Quelques notes

Par Gentlemanw

Mouchoir, je cherche dans le fatras de mon sac à main, avec discrétion, des mouchoirs. Indispensable dès maintenant en sentant l'émotion déjà me gagner face à cette scène vide. Les fauteuils se remplissent, les allées bruissent de discussions passionnées, entre parents et invités, entre professeurs et élèves. 

Une audition, un presque concours, un moment de présentation de longues heures de travail, entre son instrument et elle, ma fille, je suis prise par l'intensité de tous les efforts qu'elle a accumulés depuis des mois. Un piano, seul sous la lumière, le parquet, la salle qui parle encore, soudain le noir, un début de silence, les derniers bruits, le silence absolu.

Le velours du fauteuil, mon compagnon à côté de moi, son beau-père devenu premier complice de son implication, aidant sans connaître la musique, mais la motivant chaque jour, chaque fois qu'elle se relâchait, n'y croyait plus. Sa main, ma main, serrées en attendant la présentation, un professeur vient expliquer le déroulement de la séance, il nous invite à rester silencieux durant les morceaux, mais enthousiastes ensuite. Il salue quelques personnes, encourage et lance la première personne, une jeune femme, toute frêle, des partitions à la main. Chopin, des mains souples qui brisent le silence, des notes enlevées avec aisance, des variations, de la délicatesse. Elle joue, puis s'arrête, se lève pour recevoir les premiers applaudissements, une tension qui s'efface avec cette première interprète.


D'autres suivent, des adolescents, quelques adultes, des débutants, des quasi virtuoses, parfois très jeunes. Je l'attends, soudain c'est elle, concentrée. Son visage n'émet aucun signe de tension, elle est si passionnée, si heureuse dans la musique.
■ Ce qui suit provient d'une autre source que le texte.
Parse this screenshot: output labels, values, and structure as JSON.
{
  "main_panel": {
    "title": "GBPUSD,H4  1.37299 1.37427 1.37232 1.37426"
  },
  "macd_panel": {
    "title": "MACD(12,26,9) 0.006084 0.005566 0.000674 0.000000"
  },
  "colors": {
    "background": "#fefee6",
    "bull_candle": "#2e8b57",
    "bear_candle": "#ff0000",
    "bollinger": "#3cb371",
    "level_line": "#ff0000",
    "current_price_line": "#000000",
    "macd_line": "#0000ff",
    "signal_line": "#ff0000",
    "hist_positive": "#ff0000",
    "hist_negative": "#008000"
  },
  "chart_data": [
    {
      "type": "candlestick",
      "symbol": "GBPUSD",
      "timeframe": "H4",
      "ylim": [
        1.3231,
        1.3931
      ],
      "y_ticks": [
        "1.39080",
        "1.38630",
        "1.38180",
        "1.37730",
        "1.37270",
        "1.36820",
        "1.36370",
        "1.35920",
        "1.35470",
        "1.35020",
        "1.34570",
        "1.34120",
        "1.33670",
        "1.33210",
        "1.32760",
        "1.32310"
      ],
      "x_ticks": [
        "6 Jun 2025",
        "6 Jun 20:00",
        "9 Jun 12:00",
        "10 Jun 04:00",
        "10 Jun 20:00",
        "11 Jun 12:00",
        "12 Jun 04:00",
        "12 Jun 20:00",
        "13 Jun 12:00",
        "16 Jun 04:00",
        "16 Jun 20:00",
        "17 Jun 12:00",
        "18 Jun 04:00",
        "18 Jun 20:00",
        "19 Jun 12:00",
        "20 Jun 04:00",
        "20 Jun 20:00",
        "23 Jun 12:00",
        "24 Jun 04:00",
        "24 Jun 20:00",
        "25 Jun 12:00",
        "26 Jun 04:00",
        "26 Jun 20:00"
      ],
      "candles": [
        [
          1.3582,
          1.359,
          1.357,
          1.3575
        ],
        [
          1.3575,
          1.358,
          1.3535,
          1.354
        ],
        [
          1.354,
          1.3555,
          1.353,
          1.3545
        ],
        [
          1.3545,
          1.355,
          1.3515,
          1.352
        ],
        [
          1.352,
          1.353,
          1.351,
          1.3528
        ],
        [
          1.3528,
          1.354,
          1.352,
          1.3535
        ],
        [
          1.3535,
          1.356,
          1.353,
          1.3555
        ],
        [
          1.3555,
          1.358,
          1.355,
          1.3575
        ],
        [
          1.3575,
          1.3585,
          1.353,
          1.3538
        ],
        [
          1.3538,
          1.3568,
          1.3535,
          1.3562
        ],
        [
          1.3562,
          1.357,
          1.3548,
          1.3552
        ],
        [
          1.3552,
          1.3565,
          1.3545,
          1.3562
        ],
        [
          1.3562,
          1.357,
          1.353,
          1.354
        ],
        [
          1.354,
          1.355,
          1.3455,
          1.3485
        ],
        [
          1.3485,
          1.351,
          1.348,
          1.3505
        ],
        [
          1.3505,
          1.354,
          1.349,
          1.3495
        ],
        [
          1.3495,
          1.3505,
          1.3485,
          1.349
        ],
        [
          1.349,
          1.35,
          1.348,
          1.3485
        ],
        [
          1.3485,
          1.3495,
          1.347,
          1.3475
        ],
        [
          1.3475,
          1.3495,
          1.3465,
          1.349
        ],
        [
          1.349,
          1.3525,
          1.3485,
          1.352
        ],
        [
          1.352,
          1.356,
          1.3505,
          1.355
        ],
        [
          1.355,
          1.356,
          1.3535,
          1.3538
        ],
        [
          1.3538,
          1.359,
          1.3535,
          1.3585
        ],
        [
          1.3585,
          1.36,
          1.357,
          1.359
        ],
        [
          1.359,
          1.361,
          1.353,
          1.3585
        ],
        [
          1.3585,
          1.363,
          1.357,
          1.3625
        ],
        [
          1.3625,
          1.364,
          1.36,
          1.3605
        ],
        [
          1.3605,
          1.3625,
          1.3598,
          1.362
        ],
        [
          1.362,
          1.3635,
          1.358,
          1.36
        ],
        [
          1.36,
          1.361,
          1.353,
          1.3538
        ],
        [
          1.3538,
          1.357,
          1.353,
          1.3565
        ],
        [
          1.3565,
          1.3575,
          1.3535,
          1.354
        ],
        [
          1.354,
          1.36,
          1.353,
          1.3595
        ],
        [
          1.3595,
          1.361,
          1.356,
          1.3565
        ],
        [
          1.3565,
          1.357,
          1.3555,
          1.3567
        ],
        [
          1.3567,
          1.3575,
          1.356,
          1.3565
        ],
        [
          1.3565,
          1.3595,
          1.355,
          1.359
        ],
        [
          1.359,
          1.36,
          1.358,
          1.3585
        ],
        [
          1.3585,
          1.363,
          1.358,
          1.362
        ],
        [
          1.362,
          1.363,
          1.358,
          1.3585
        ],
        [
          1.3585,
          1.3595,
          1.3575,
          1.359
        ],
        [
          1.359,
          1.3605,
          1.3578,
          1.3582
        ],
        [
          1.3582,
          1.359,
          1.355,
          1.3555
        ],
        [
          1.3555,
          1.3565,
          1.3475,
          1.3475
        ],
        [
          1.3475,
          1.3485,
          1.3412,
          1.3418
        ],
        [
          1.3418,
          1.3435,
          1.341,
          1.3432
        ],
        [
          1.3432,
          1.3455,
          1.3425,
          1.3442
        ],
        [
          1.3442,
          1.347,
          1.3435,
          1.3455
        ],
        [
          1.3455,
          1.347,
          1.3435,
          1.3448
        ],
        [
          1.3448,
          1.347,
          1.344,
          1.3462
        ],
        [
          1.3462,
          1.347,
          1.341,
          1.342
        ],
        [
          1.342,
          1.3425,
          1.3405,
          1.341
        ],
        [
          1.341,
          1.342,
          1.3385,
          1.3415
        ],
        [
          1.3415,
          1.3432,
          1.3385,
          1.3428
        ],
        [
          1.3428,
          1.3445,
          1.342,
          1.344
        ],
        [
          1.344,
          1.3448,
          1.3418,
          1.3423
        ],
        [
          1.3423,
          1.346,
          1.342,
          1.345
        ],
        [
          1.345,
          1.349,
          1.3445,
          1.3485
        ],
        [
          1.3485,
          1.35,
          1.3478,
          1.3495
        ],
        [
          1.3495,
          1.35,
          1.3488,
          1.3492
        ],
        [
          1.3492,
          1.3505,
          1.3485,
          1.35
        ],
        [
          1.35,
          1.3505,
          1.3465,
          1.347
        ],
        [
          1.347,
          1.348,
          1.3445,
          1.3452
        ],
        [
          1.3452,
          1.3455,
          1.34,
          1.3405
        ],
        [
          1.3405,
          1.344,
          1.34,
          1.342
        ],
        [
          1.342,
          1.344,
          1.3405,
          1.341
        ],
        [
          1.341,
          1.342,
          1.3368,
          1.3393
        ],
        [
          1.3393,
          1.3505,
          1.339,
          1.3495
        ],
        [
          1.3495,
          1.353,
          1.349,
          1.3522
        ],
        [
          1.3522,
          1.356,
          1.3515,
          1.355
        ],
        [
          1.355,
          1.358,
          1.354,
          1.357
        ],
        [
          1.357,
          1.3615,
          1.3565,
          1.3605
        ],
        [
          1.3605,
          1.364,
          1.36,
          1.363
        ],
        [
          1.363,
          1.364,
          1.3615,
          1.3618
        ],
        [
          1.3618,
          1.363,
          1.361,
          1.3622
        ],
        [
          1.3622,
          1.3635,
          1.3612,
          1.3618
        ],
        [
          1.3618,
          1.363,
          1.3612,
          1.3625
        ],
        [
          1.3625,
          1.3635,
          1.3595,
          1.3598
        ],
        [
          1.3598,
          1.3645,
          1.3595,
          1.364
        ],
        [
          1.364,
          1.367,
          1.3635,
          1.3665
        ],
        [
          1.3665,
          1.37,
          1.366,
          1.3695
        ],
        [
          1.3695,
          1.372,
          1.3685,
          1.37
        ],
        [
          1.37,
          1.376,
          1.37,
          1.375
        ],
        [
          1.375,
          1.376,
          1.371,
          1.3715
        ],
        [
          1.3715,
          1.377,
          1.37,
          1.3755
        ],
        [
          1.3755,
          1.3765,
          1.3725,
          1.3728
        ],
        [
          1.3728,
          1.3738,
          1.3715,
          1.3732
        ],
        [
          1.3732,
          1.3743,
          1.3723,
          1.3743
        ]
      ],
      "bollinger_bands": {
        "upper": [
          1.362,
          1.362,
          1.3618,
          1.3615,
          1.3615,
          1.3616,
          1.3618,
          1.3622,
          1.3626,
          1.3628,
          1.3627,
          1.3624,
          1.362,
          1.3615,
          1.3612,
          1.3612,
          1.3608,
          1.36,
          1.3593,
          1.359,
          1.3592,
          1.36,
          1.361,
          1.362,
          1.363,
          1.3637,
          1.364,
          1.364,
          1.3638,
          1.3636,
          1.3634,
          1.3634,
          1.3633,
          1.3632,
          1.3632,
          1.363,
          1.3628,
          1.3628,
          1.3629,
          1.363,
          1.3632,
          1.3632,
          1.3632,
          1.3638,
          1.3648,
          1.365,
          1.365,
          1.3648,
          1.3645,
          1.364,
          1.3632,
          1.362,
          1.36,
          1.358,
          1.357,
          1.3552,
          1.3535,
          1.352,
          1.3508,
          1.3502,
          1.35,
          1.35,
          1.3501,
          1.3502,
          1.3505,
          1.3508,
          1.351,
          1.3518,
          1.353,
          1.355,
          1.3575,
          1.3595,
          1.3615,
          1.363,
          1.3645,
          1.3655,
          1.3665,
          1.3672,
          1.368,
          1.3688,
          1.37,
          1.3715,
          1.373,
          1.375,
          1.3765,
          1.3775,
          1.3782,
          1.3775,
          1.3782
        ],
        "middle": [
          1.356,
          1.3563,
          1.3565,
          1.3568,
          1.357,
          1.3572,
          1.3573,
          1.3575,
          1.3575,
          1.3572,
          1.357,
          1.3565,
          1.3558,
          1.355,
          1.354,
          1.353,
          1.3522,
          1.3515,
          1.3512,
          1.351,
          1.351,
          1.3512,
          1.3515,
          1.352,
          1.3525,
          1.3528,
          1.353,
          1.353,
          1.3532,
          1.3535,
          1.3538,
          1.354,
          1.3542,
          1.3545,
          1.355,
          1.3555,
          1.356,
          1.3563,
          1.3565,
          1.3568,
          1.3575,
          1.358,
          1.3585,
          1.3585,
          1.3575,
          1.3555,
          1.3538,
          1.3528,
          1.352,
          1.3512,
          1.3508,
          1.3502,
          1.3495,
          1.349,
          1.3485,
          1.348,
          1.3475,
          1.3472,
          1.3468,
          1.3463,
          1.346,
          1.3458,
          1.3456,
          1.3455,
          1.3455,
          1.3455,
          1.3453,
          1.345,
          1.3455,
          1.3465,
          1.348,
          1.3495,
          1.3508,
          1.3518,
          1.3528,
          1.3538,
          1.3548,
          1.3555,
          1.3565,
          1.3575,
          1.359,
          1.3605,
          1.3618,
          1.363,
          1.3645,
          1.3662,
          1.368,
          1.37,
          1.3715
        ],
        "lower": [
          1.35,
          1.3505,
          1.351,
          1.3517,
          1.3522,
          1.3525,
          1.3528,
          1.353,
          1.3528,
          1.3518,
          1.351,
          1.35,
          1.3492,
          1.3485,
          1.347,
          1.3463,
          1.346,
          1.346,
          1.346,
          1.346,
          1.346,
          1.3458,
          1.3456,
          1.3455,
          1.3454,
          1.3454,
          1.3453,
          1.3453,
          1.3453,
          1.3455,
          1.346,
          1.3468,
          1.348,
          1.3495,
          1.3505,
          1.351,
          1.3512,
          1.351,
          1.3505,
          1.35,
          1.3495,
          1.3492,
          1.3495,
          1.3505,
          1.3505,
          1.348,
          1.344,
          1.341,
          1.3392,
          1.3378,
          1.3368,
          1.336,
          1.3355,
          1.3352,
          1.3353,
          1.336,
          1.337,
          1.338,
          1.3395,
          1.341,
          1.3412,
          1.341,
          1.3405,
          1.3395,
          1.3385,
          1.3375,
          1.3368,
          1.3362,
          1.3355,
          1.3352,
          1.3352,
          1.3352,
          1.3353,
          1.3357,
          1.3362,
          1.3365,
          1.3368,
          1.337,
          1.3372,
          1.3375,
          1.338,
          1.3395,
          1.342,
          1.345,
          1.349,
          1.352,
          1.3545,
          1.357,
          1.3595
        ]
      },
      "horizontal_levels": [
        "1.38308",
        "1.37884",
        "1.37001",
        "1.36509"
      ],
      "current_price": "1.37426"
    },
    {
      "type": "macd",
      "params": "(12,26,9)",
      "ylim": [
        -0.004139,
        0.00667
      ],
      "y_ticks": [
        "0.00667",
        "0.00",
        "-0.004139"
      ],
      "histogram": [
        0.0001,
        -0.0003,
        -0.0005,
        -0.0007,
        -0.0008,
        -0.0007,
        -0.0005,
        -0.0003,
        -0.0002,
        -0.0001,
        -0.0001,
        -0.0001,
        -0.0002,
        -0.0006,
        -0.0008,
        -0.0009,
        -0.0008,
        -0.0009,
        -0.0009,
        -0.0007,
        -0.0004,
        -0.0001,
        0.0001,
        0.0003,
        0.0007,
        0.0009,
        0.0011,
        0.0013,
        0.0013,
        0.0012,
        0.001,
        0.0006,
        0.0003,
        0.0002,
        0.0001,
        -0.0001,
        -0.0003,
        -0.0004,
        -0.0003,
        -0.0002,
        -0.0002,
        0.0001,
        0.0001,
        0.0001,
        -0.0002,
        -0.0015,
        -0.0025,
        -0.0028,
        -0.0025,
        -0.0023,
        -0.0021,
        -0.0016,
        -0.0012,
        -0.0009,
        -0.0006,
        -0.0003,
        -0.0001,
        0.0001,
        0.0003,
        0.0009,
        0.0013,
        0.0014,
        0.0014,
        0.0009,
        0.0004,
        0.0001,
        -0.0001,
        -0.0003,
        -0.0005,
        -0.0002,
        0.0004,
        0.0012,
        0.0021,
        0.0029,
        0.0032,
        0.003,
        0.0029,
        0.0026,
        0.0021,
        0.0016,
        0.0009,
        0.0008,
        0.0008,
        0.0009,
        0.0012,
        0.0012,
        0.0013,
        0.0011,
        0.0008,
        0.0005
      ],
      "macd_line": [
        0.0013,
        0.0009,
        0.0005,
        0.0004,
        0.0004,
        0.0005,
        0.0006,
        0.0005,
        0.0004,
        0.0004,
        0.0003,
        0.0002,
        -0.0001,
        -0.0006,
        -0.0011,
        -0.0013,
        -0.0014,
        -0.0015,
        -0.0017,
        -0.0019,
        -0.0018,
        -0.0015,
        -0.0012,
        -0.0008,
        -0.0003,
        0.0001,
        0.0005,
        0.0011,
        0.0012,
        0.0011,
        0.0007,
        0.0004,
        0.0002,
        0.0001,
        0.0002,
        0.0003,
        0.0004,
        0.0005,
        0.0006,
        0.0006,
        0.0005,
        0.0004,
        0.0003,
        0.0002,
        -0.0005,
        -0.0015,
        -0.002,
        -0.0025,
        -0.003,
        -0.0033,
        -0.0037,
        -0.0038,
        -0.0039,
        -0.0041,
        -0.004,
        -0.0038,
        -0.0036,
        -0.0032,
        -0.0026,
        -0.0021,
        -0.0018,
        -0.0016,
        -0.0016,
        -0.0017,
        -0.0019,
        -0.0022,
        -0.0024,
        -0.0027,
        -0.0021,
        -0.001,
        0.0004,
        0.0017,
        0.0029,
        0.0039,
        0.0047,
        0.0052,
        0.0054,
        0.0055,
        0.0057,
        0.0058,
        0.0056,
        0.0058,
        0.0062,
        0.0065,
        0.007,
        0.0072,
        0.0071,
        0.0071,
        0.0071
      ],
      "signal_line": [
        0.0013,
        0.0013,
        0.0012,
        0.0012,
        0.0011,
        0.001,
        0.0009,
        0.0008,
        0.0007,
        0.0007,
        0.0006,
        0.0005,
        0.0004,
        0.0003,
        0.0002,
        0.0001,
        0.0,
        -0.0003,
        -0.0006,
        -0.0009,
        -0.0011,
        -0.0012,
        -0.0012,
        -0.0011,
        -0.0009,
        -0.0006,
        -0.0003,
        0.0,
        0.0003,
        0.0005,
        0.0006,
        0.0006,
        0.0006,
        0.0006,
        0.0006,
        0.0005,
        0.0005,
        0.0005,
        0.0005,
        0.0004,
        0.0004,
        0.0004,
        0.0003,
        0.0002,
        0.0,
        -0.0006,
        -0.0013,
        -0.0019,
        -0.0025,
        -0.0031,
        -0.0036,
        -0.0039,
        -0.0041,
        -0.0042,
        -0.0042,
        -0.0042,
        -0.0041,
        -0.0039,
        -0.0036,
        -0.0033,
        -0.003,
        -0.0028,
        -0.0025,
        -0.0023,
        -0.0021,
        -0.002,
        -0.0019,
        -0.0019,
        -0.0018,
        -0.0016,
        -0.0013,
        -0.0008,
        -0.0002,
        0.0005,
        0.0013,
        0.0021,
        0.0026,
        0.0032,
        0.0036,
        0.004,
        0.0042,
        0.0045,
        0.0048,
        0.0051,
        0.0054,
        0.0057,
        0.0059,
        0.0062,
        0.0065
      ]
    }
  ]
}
Face au clavier, dans une routine naturelle, elle s'asseoit, positionne sa partition, pose ses mains, et là la magie opère. Ma première larme juste après la première note, intense en moi et pourtant un trémolo si doux, un Liszt soyeux, maintes fois entendu à la maison. Mais là, la dimension de la scène, le lieu, ma fille, son interprétation parfaite, sa rigueur, sa droiture, je suis émue, prise dans son jeu. Rien de compte, sauf ce bien-être qui m'enveloppe de sons mais plus encore me remplit d'émotions. Des années de travail, une passion nourrit depuis le plus jeune âge, avec des ruptures, des doutes, des retours plus tard vers ce clavier si exigeant mais aussi si émouvant. Elle et lui, ils s'expriment ensemble, devenant une échappée de volutes musicales, plus uniquement une vision de solfège, mais un sentiment communicant. Rien n'est plus beau, et je n'avais imaginer cette explosion, des larmes avec, des notes encore, et les dernières notes, celles que je connais. 

Libérée, elle ralentit ses mains, sort de cette symbiose, s'extrait de l'instrument, se tourne vers la salle, debout, pour elle seule. Applaudissements, un enthousiasme de connaisseurs, et pour moi, le coeur qui bat si fort, celui d'une mère horriblement fière d'elle. Juste un regard flou, où est ce mouchoir ? Je pleure de joie, je reste sans voix, je la regarde, elle brille.